Resuming trade after a long weekend, the benchmark palm oil contract for September delivery on the Bursa Malaysia Derivatives Exchange fell 24 ringgit, or 0.58%, to 4,133 ringgit ($931.91) a tonne. It had risen nearly 3% earlier in the session.

Malaysia’s end-June palm oil stocks rose 8.8% from the previous month to 1.66 million tonnes, according to Malaysian Palm Oil Board (MPOB) data.

Crude palm oil production climbed 5.8% from May, missing market expectations, while exports plunged 13.3% to 1.19 million tonnes amid rival Indonesia’s efforts to boost domestic and international demand for the edible oil.

Indonesia plans to raise the content of palm oil-based fuel in its biodiesel, known as B35, to 35% from 30% starting July 20, senior energy ministry official Dadan Kusdiana said last week.

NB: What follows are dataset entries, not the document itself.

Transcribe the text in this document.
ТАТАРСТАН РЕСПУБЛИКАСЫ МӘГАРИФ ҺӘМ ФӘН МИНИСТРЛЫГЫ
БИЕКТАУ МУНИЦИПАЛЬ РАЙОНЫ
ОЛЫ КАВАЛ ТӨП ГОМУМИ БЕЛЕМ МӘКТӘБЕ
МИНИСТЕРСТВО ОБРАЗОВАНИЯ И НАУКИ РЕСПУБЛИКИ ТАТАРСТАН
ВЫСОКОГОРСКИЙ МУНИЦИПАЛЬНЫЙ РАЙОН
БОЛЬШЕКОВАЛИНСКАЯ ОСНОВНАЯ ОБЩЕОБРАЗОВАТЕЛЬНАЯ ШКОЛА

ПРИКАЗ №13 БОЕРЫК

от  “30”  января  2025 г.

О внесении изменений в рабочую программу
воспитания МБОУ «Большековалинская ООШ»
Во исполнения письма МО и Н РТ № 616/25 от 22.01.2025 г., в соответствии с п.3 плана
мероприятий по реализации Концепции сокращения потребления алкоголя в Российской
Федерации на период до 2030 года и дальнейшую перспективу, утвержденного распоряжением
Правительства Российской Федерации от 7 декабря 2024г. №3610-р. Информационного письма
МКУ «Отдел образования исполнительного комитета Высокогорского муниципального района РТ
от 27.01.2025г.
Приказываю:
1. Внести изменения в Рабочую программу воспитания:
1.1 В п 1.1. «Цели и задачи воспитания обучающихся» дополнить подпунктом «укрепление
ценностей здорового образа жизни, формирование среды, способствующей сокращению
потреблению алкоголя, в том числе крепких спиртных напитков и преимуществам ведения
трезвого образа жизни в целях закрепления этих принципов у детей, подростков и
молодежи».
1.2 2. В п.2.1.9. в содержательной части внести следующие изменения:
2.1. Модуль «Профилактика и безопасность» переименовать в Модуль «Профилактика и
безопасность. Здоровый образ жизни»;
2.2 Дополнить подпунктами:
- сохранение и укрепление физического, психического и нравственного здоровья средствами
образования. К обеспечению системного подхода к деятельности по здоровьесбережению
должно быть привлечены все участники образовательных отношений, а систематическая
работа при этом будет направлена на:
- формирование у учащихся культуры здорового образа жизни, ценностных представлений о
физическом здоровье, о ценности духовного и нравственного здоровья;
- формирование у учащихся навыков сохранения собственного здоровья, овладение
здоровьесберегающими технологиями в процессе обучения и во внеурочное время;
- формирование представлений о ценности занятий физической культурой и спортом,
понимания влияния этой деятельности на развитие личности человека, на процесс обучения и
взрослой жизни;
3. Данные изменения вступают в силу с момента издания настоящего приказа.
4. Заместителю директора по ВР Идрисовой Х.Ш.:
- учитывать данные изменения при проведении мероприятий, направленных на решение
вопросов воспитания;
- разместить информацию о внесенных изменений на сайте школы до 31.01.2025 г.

Palm oil may retest support at 3,782 ringgit

Malaysia’s exports during July 1-10 fell between 15% and 21% from the same week in June, cargo surveyors said.

Talks of a recession and the drop in crude oil prices also limited the temporary upside in palm oil markets, as destination markets have not come up with big buying programmes, said Anilkumar Bagani, research head of Mumbai-based vegetable oils broker Sunvin Group.

In related oils, Dalian’s most-active soyoil contract rose 0.3%, while its palm oil contract fell 2.5%. Soyoil prices on the Chicago Board of Trade were down 1.8%.